Poor man.  He told me he hated having to put down horses.  He wasn’t criticizing me — he totally got it when I said I just could not put down one of my own anymore.  Horses aren’t just work animals even if they’re not really pets — but they are special.  They are partners in so many ways.  Now the horse I’d known since she was in her dam’s womb, the lead mare of my little band of Arabians, a gentle horse anyone could ride, my good mare Kelsey, was sprawled in the mud, blood trickling from her nostrils. 

I watched my neighbor’s truck till it disappeared behind a hill before trudging back to the house, soaked and sad.  I had the presence of mind to get out of my dripping clothes and into jammies, bathrobe, and a jacket.  I was cold to my soul.

I called the neighbor half an hour later and he answered, so he had gotten home safely and that was good.
Kelsey wasn’t feeling any pain anymore and she didn’t care about getting rained on, so that was good.
Rosie was still out there in the storm.  That was not good.

Friday morning

I was exhausted when I fell into bed.  I was still exhausted when I woke at first light. 

No Rosie. 

My mind immediately went to Kelsey and I looked out the window.  I didn’t expect her to be standing up, but, well, that atavistic part of me just knew she’d moved.  That two bullets to the brain didn’t make her dead.  That she’d picked her head up and was thinking about getting up.  Then I put on my glasses.  It was just her mane, fluttering in the morning’s mild breeze.

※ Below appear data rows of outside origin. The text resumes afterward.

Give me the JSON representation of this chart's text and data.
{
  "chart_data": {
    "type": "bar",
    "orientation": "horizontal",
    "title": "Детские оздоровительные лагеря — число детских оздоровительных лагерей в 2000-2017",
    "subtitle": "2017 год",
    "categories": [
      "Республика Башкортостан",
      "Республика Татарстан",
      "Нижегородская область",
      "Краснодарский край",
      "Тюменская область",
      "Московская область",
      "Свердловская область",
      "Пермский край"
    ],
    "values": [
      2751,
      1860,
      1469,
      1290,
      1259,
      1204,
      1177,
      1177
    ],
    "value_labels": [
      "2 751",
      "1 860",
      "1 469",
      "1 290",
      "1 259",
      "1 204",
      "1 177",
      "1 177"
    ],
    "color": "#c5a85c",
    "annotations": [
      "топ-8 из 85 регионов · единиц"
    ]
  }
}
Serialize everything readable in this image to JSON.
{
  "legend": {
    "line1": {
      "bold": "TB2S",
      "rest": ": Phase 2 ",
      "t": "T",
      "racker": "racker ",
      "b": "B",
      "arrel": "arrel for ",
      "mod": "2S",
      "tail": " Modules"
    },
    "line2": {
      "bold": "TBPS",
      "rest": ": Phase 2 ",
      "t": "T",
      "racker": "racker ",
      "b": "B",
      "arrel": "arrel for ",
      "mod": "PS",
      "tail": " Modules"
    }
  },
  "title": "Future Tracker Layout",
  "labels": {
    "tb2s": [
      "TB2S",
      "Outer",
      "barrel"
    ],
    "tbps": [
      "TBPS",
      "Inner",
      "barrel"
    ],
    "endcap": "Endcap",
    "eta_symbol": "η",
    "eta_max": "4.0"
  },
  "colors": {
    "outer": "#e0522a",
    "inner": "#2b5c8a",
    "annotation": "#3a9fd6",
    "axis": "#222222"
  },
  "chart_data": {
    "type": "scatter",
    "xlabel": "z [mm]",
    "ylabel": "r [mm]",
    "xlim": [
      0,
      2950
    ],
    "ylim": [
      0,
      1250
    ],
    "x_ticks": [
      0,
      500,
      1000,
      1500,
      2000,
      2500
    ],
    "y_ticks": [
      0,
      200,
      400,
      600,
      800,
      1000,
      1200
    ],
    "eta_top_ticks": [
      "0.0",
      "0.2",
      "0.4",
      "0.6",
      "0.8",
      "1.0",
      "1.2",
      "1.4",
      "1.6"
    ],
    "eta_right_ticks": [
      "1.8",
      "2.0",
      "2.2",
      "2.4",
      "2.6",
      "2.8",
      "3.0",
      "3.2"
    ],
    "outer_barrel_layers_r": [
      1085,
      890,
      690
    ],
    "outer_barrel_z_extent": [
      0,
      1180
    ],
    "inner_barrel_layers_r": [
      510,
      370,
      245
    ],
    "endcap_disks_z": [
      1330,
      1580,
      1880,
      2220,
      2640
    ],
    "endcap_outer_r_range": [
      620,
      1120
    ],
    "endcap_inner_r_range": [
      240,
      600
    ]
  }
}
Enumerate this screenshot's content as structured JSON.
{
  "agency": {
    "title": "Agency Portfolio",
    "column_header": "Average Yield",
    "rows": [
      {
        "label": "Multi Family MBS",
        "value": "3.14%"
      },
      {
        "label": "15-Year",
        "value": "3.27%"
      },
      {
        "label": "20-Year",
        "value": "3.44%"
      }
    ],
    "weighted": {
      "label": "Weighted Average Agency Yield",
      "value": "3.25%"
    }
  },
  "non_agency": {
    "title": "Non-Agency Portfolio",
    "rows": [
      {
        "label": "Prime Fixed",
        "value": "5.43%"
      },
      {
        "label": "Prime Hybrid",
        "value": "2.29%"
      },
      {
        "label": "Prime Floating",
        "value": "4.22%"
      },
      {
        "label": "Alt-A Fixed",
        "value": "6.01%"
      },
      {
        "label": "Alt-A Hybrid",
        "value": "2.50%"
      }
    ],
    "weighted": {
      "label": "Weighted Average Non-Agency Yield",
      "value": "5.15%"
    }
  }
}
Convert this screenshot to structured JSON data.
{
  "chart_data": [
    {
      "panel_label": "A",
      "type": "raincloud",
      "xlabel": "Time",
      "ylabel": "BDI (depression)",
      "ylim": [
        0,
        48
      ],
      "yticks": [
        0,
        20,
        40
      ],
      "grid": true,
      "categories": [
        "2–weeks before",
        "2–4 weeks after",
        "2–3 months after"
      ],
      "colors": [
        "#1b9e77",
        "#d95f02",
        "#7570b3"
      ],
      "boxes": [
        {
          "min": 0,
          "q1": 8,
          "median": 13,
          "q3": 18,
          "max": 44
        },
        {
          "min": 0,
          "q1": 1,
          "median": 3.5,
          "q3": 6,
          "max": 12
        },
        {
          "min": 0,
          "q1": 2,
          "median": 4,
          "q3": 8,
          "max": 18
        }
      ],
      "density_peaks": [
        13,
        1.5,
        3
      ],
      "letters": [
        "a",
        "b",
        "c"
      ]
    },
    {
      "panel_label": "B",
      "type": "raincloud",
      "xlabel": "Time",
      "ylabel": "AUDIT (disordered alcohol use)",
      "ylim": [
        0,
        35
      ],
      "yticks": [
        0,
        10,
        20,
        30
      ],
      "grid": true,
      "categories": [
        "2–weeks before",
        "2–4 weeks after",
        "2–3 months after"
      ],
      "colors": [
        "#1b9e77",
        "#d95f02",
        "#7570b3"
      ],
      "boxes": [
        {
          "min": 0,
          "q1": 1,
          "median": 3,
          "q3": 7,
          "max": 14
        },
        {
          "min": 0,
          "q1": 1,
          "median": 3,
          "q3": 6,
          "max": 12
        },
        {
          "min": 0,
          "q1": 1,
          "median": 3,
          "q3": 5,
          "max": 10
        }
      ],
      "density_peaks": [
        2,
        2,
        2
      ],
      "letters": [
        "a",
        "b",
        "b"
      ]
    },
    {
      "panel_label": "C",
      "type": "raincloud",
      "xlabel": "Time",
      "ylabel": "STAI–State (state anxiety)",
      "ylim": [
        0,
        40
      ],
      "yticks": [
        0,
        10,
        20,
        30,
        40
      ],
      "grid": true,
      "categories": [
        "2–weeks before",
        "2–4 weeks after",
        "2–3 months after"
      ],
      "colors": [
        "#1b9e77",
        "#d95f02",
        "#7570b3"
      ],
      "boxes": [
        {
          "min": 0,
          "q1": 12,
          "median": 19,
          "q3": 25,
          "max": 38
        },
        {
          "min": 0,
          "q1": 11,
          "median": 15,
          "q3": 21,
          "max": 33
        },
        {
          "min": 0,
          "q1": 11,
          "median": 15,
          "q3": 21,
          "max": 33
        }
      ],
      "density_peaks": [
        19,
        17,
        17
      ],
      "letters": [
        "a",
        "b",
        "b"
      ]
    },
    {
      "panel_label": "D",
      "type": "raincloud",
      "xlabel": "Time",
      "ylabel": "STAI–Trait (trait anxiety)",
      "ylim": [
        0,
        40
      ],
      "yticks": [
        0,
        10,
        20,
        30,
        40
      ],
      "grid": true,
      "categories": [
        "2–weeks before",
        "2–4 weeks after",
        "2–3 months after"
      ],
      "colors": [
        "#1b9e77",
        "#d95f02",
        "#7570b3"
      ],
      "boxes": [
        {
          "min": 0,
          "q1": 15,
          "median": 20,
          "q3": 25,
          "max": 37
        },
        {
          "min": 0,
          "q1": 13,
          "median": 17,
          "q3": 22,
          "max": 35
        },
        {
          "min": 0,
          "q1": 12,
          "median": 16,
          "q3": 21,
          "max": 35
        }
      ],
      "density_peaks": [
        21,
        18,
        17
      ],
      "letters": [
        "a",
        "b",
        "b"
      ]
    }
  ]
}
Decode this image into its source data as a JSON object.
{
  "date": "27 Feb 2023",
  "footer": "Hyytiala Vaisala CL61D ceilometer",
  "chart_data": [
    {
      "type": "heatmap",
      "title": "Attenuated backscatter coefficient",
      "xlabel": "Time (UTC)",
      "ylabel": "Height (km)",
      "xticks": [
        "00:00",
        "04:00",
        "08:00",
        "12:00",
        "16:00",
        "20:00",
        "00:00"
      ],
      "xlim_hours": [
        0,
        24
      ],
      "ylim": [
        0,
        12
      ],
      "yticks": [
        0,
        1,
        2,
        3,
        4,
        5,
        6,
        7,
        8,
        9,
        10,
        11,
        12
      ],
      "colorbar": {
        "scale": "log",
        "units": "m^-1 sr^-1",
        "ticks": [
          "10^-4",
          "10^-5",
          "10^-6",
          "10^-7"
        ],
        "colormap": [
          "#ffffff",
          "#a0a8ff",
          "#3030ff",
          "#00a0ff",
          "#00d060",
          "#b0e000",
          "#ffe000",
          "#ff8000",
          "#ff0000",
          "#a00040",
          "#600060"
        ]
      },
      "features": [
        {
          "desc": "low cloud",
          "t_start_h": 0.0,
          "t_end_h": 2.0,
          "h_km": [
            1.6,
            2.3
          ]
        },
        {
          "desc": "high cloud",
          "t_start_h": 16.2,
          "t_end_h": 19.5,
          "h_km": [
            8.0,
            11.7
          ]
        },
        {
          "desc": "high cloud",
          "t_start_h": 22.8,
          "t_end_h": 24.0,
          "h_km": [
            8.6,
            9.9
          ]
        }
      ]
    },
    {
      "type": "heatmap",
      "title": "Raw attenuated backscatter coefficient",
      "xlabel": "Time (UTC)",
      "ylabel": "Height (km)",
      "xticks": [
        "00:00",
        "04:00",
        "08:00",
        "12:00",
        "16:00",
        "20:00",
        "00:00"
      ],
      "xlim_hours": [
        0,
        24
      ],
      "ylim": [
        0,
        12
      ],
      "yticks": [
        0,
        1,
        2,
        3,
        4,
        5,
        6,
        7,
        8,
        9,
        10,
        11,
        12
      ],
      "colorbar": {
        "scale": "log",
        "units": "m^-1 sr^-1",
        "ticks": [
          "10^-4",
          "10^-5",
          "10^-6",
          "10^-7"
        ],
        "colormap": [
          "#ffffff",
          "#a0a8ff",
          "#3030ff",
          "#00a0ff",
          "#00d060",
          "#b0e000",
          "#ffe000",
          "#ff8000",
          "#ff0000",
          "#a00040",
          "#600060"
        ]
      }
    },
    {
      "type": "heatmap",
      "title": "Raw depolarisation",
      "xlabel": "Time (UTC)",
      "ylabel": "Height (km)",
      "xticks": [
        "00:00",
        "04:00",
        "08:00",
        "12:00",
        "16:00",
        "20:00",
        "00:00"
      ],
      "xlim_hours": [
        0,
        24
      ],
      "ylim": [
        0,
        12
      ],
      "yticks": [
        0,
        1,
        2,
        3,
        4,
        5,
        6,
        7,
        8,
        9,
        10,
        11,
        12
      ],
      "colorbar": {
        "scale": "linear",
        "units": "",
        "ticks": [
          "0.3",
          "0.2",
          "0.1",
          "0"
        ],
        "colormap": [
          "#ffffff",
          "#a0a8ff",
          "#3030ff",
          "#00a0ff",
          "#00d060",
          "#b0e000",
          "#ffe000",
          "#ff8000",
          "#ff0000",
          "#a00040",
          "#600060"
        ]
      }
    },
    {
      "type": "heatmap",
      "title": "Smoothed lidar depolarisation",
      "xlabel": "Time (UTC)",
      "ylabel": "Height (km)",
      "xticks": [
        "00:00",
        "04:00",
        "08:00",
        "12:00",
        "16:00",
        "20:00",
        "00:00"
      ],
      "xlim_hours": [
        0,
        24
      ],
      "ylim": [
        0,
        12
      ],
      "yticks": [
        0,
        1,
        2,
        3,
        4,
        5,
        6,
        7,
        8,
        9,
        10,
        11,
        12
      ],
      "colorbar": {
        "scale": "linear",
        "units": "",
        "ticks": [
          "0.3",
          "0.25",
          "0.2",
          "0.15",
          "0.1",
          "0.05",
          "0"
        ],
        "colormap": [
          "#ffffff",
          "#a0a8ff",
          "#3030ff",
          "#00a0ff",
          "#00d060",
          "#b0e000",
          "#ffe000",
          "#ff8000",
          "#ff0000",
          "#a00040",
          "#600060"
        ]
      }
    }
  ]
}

Around 7:30, I heard what sounded like Rosie’s begging whines.  I listened more closely but nothing.  I wasn’t surprised.  I’ve been hearing “Rosie” for two days now, but it’s never been her.  Except this time…  I went to the door and looked out and dammit if Rosie wasn’t standing there, wanting to come in. 

Not a mark on her.  She seemed perfectly normal, only hungrier than usual.  So much so that she snarled at Bubz just for standing between her and me as I put kibble in her bowl.  I fed her in two small portions with half an hour between so she wouldn’t just gorge and puke it all up (she did anyway).  Then she jumped on the couch and fell asleep, snoring just like always, as if nothing unusual had happened.

I smiled at that, but then a few tears leaked from my eyes.  Animals are so wonderful and yet the ones that share our space and lives can be such heartbreakers.

I looked out the window.  There was a prime example of heartbreaker, right where I’d left her last night.

Friday afternoon

I made another call as soon as it was not too early to do so, to a neighbor who lives four miles from me and owns a tractor.  He’s the closest person to me with heavy equipment that can dig a grave.  He wasn’t home, but he did answer an email.  Soon as he got back from town he would come on over, trying the road first with his truck to be sure he could get his tractor in. 

And then the tractor was here though the neighbor nearly got stuck doing so.  Given the amount of rain the night before, we walked the route to Kelsey’s body first.  In the end my neighbor had to drive up the hill behind my house and then through my barn in order to avoid the places where he might get bogged down.  His plan was to dig a hole for Kelsey as deep as he dared.  It wouldn’t be the traditional six feet down, not with a tractor — but a mound of dirt is way less disturbing to look at than a carcass.

My tractor neighbor, when it was time to put the chain around Kelsey’s hind feet and haul her into her grave, apologized to her for what he was about to do.  Later he tried to shrug it off, saying that he knew she wasn’t there but…

Yeah, I said.  I knew that, too.  But still, we need to do it. 

Damn, I’m sorry Kelsey.

Thank you

It’s a good thing to have good neighbors.  I want to thank all of mine who went out of their way to help me when I needed it.  You know who you are.  I owe you. 

 

Addendum

In retrospect I believe that Kelsey must have broken her leg sometime during the afternoon on Wednesday, just before I found her on the ground.  The sharp end of the compound fracture of the bone of her upper leg had not broken through the skin at that point, but moving around the next day must have made that happen.  

The bone in question is the humerus, a thick, strong bone I wouldn’t expect to have broken, but horses, like humans, lose bone density as they age.